Figure 1: The framework of Typographic Visual Prompt Injection threats of various open-source and closed-source LVLMs and I2I GMs for VLP and I2I tasks. In VLP and I2I tasks, there are 4 sub-tasks and 2 sub-tasks implemented through different input text prompts. The target visual prompts in I2I tasks are Harmful (naked, bloody), Bias (African, Asian), and Neutral (glasses, hat) content.

Dataset and Methodology

Typographic Visual Prompts Injection Dataset

The paper introduces the Typographic Visual Prompts Injection Dataset, which includes divisive VLP and I2I tasks allowing for a granular assessment of TVPI risks across various models. The dataset covers clean images and factors such as text size, opacity, and position. It also includes categories addressing protective, harmful, bias, and neutral scenarios to understand the models' susceptibility to different semantic alterations.

Evaluation Pipeline and Metrics

The evaluation pipeline encompasses algorithms for open-source and closed-source models. By systematically varying typographic prompt factors and targets, the study utilizes metrics such as Attack Success Rate (ASR) and CLIPScore to measure the susceptibility of model outputs to visual prompt alterations. The methods are validated using both open-source series like LLaVA and Qwen-RF, and closed-source options such as GPT-4o by OpenAI.

Empirical Results and Analysis

Impact of Typographic Visual Prompts

The paper demonstrates that text factors like size, opacity, and position significantly affect TVPI's impact. Larger models tend to be more vulnerable, especially in the VLP domain. Interestingly, while smaller models generally show more resilience to prompt injections, the largest configurations exhibit heightened susceptibility, indicating that model size alone does not straightforwardly correlate with robustness. Figure 2

Figure 2: The impact of typographic visual prompt injection and typographic word injection on open-source and closed-source I2I GMs. (left) original clean images. (middle) Generated images affected by typographic visual prompt injection. (right) Generated images of closed-source I2I GMs affected by typographic word injection.

Figure 3

Figure 3: The impact of typographic visual prompt and typographic word injection on different targets in VLP tasks (measured by average ASR across four subtasks)

Comparative Fragility in Closed-Source Models

Closed-source models, GPT-4o and Claude-3.5-Sonnet, demonstrate notable fragility under TVPI, with significant ASR and CLIPScore elevations showing the adverse effects of typographic interventions.
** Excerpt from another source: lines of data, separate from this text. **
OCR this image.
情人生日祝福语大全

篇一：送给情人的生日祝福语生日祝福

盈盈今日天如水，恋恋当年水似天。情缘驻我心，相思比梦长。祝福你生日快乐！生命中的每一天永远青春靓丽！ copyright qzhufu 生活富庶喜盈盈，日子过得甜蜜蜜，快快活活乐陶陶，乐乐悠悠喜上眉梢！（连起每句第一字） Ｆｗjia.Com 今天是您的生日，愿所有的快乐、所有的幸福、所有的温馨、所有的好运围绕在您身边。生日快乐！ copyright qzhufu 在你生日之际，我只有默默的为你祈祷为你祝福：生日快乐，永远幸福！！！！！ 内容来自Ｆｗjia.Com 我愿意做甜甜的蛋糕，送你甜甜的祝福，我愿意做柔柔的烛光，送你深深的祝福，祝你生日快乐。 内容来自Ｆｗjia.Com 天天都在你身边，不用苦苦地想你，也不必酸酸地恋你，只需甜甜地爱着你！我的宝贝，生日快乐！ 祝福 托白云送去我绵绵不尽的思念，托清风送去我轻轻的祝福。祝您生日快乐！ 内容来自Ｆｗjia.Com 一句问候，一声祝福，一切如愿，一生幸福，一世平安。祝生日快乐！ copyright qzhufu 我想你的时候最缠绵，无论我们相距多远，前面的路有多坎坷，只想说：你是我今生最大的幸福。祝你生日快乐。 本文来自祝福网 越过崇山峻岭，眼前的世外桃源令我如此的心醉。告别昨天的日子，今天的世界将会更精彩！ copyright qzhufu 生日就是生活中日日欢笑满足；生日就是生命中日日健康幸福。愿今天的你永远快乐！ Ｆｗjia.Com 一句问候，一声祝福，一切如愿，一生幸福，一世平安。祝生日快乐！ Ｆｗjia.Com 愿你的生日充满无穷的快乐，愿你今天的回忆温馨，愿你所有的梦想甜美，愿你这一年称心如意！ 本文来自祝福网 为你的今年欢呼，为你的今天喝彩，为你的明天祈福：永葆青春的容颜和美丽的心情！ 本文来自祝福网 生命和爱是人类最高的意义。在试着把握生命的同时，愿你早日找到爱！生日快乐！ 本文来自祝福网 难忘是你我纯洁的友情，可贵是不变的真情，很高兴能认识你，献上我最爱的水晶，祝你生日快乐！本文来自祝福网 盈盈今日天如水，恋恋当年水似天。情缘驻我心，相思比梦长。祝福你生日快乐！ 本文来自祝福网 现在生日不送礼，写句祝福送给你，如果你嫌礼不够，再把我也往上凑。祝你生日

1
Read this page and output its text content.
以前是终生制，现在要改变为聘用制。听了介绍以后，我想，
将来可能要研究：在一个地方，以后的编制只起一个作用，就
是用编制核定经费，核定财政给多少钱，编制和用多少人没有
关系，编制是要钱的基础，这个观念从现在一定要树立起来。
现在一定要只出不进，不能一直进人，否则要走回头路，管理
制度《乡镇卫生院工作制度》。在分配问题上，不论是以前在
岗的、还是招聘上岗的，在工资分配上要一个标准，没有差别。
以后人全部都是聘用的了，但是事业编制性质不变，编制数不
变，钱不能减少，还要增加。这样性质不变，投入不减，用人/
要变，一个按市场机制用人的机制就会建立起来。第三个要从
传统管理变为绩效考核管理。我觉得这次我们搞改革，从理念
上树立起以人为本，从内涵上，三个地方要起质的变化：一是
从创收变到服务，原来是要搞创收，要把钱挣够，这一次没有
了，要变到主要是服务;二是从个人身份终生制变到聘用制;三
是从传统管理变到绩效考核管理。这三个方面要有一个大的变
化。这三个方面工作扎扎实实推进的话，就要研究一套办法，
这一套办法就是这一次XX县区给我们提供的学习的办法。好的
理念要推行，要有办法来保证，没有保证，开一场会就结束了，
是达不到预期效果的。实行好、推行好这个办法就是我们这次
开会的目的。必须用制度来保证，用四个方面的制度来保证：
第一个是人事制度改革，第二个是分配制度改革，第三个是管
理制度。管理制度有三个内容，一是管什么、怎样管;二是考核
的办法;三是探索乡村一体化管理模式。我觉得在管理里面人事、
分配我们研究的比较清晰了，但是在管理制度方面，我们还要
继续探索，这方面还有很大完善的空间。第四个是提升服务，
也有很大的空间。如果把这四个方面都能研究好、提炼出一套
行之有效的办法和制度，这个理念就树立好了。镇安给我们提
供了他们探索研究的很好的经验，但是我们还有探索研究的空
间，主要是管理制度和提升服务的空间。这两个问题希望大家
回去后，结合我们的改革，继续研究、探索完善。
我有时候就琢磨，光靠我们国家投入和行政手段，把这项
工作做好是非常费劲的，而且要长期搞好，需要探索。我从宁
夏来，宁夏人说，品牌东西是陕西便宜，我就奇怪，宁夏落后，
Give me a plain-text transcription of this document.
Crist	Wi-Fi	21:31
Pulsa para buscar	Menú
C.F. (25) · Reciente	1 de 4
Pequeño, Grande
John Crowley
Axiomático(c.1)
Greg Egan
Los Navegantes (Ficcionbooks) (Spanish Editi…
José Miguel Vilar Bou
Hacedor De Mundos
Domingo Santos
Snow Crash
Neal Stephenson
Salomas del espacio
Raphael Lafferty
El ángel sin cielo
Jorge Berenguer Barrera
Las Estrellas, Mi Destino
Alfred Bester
This highlights the broader vulnerability even within commercial systems and raises significant concerns regarding their deployment in sensitive domains.

Mitigation Strategies and Limitations

A simple defense strategy involving prompt modification is tested but demonstrates limited effectiveness. By altering instructions to ignore image text, this methodological adaptation reduces impact marginally, with complex visual information persisting as a challenge requiring more sophisticated countermeasures.

Conclusion

The research highlights the substantial threats typographic visual prompts pose to cross-modality generation models. It underscores the necessity for enhancing model robustness, particularly as these systems become ubiquitously integrated into societal applications. Future work must focus on developing advanced defense mechanisms capable of mitigating these vulnerabilities, ensuring safe and reliable AI applications across domains.